Bei aller begriffstheoretischen und philosophischen Reflexion sind Ausgang und Ziel des Werks gleichwohl von praktischer Art: Sie gelten zuallererst dem „Umgang mit dem kranken Menschen“. Insofern geht es um das theoretische Fundament einer allgemeinen Lehre vom Menschen, die Weizsäcker ab 1925 als „Medizinische Anthropologie“ bezeichnete. Am Anfang des Gestaltkreises steht eine trivial anmutende Prämisse: die Unterscheidung lebender Wesen von nur gedachten Körpern, mithin die Suche nach Bestimmungen, die konstitutiv sind für „Lebensvollzüge“, nicht aber für die „objektive Erkenntnis einer lebensunabhängig gedachten Welt“. Die Subjektivität und ihr Verhältnis zur Objektivität bilden die zentrale Problematik des Werks. Für Biologie und Medizin stellt sich die Frage nach dem Gegenstand als Frage nach einem „Objekt, dem ein Subjekt einwohnt.“ Genau auf diese Frage versucht das Konzept vom „Gestaltkreis“ zu antworten: als eine Beschreibungsform für den erkennenden und handelnden Umgang von Subjekten mit Objekten, die selbst Subjekte sind. Die Revision der Grundbegriffe naturwissenschaftlichen Denkens (Raum, Zeit, Kraft, Kausalität) führt zum Projekt einer Lebenswissenschaft im Zeichen der „Teilhabe des Todes am Leben“.
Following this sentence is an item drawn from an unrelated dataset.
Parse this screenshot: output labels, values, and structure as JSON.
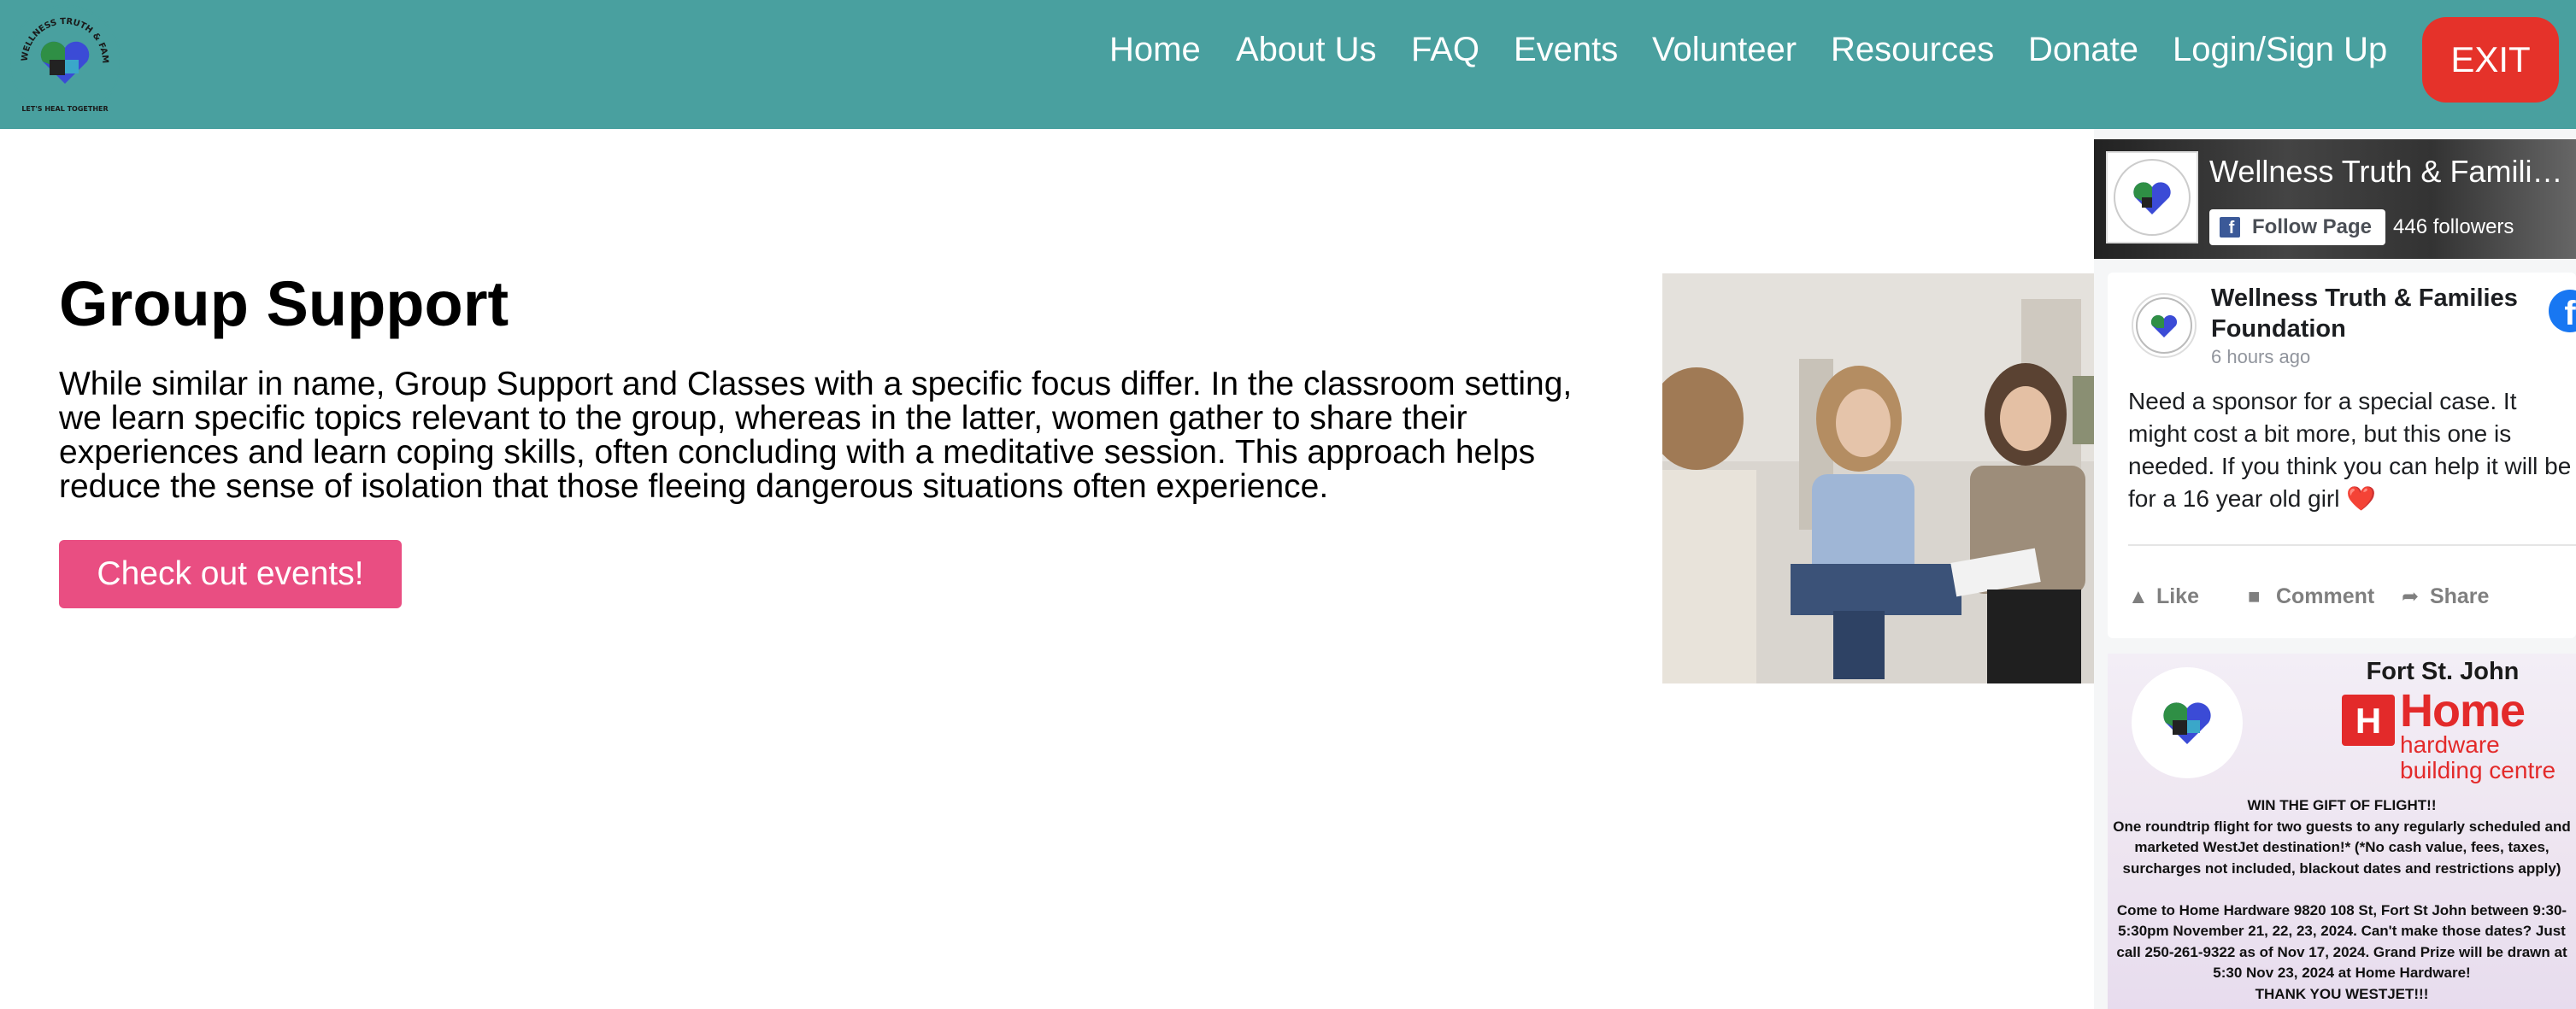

Im Einzelnen geschieht dies auf dem Weg einer subtilen Analyse von „Wahrnehmung“ und „Bewegung“, von deren Bedingungen und Störungen. Die wahrnehmende „Begegnung von Ich und Gegenstand“ (Kohärenz) steht im Sinne einer raumzeitlichen „Formgenese“ mit dem Vollzugsgeschehen der Bewegung (Prolepsis) in einem Zusammenhang gegenseitiger Verborgenheit und Vertretbarkeit. Dies gilt für das Verhältnis von Psyche und Physis, von Organismus und Umwelt, wie auch für Subjekt und Objekt überhaupt. Dies alles waren für Weizsäcker „biologische Akte“, die er in der Weise „kreisartiger Verbundenheit“ einer „einseitig gedachten Kausalität“ von Reiz und Reaktion gegenüberstellte. Insofern steht der Gestaltkreis für ein neues „cyklomorphes“ Verständnis der Wirklichkeit. Hier hat der Zusammenhang von „ontisch“ und „pathisch“ seinen Ort: Wirkliches ist die vergegenwärtigende Verwirklichung von Möglichem – in der „Krise“ gar von Unmöglichem.

Die häufig zitierte Formel von der „Einführung des Subjekts“ hat damit zu tun, dass letztlich auch jede wissenschaftliche Erkenntnis ein biologischer Akt ist. Im Sinne des Gestaltkreises heißt dies, dass „wir zur Natur gehören, die Natur aber auch zu uns.“ Nicht zuletzt sind es die neueren Debatten um die Fortschritte der modernen Medizin, die ein markantes Beispiel für die Aktualität dieses Werks geben.